I personaggi veri: Johnny Appleseed, che
in realtà si chiamava John Chapman, è un personaggio famoso del folklore
Americano. Da bambina avevo letto su di lui, ha sparso alberi di mele in tutto
l’Ohio e ha incoraggiato un’alimentazione sana. Ho scoperto un libro sulla sua
vita e mi sono documentata: se fai crescere un albero di mele piantando il
seme, le mele verranno aspre, del tipo che va bene per fare il sidro.
John
Appleseed vendeva i semi e la maggior parte delle mele di quegli alberi erano
per l’alcol che serviva per riuscire a sopportare la dura vita dei tempi. Ho
avuto la visione di Appleseed che vendeva i semi ad una coppia in cui il marito
vuole le mele dolci e la moglie quelle aspre- ho invertito i soliti ruoli,
facendo della donna quella che si ubriaca, invece dell’uomo. Appleseed è il
commerciante, vede gli alberi come commercio. Lo stesso è per l’altro
personaggio reale, William Lobb, il botanico che vende i semi delle sequoie in
Inghilterra. Nell’800 gli inglesi avevano alberi decidui, poi hanno scoperto i
sempreverdi che offrono un paesaggio splendido in ogni stagione. Nel romanzo ho
voluto tracciare una pista di emigrazione- la gente che va verso Ovest per fare
fortuna e il muoversi degli alberi. E quindi ecco perché ci sono questi due
uomini, per ancorare il libro.
John Chapman 'Appleseed' |
Del tutto diverso, ma anche lui un
personaggio reale è Robert, anche se non lo si può sapere leggendo il libro.
Quando ho scritto “L’ultima fuggitiva”, ho visitato un villaggio Hamish e per
caso ho visto un ragazzino molto timido con degli occhi color ambra. Sono
riuscita a parlare con lui- e solo un poco- quando è apparsa una gatta con dei
micini, e non credo lo rivedrò mai più. Però ho pensato che lo avrei messo nel
prossimo romanzo: lui è Robert.
C’è un personaggio che,
secondo me, è molto negativo, ed è Sadie. Possiamo giustificarla con la vita
dura delle donne dell’epoca?
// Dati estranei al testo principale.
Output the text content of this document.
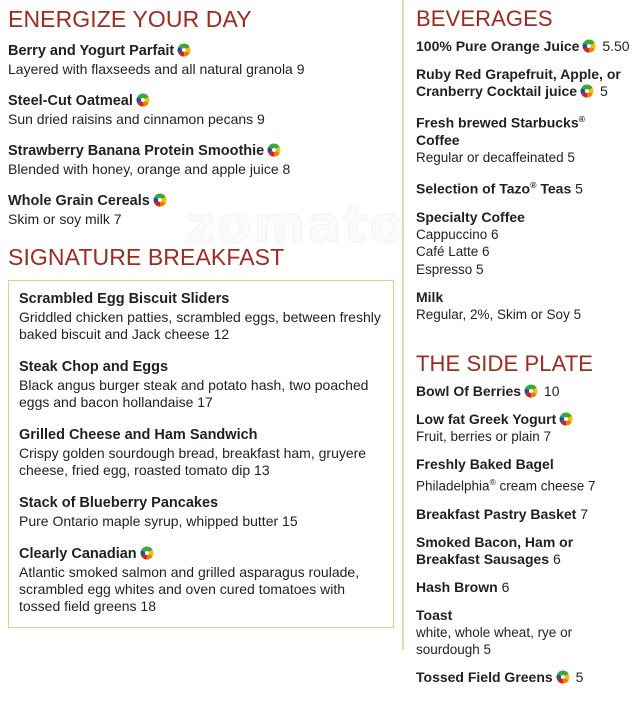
zomato
ENERGIZE YOUR DAY
Berry and Yogurt Parfait
Layered with flaxseeds and all natural granola 9
Steel-Cut Oatmeal
Sun dried raisins and cinnamon pecans 9
Strawberry Banana Protein Smoothie
Blended with honey, orange and apple juice 8
Whole Grain Cereals
Skim or soy milk 7
SIGNATURE BREAKFAST
Scrambled Egg Biscuit Sliders
Griddled chicken patties, scrambled eggs, between freshly baked biscuit and Jack cheese 12
Steak Chop and Eggs
Black angus burger steak and potato hash, two poached eggs and bacon hollandaise 17
Grilled Cheese and Ham Sandwich
Crispy golden sourdough bread, breakfast ham, gruyere cheese, fried egg, roasted tomato dip 13
Stack of Blueberry Pancakes
Pure Ontario maple syrup, whipped butter 15
Clearly Canadian
Atlantic smoked salmon and grilled asparagus roulade, scrambled egg whites and oven cured tomatoes with tossed field greens 18
BEVERAGES
100% Pure Orange Juice 5.50
Ruby Red Grapefruit, Apple, or Cranberry Cocktail juice 5
Fresh brewed Starbucks® Coffee
Regular or decaffeinated 5
Selection of Tazo® Teas 5
Specialty Coffee
Cappuccino 6
Café Latte 6
Espresso 5
Milk
Regular, 2%, Skim or Soy 5
THE SIDE PLATE
Bowl Of Berries 10
Low fat Greek Yogurt
Fruit, berries or plain 7
Freshly Baked Bagel
Philadelphia® cream cheese 7
Breakfast Pastry Basket 7
Smoked Bacon, Ham or Breakfast Sausages 6
Hash Brown 6
Toast
white, whole wheat, rye or sourdough 5
Tossed Field Greens 5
Perché ha creato un personaggio così ‘cattivo’?
Sadie
e James non si sarebbero dovuti sposare, non è stato un matrimonio d’amore,
Sadie era innamorata del fratello di lui. E non era ben vista dalla famiglia di
James. Sadie è la regina del dramma: cerca attenzione dove può trovarla. Ma le
donne ridono alle sue spalle e lei è incapace di relazionarsi con gli altri. Mi
fa pena, però penso sia un personaggio realistico.
Mi ha interessato molto
la città di San Francisco come appare nel romanzo, così diversa da quella che
conosciamo ora. Come possiamo definire le differenze tra San Francisco e New
York nel diciannovesimo secolo?
Nel
diciannovesimo secolo New York era stata abitata per molto più tempo di San
Francisco ed era legata all’Europa da vincoli culturali e di scambio. San
Francisco era lontana, era difficile da raggiungere. Crebbe smisuratamente
durante la Corsa all’Oro: era un villaggio di un migliaio di abitanti e raggiunse
il numero di 30.000. Dobbiamo ricordare che la California non era ancora parte
degli Stati Uniti.
San Francisco era piena di uomini e c’erano pochissime
donne. Gli uomini andavano là per fare fortuna. Era stata un piccolo porto e
poi, quando tutti i marinai si diedero
alla ricerca dell’oro, centinaia di imbarcazioni furono abbandonate. Non
c’erano strutture sociali, non c’era niente a trattenere gli uomini dall’essere
selvaggi. Si mirava a far soldi velocemente, si giocava d’azzardo, si andava a
puttane, ci si ubriacava. In genere le città non crescono così velocemente.
Questo faceva la differenza con New York dove c’erano scuole e strutture
sociali del tutto assenti in San Francisco.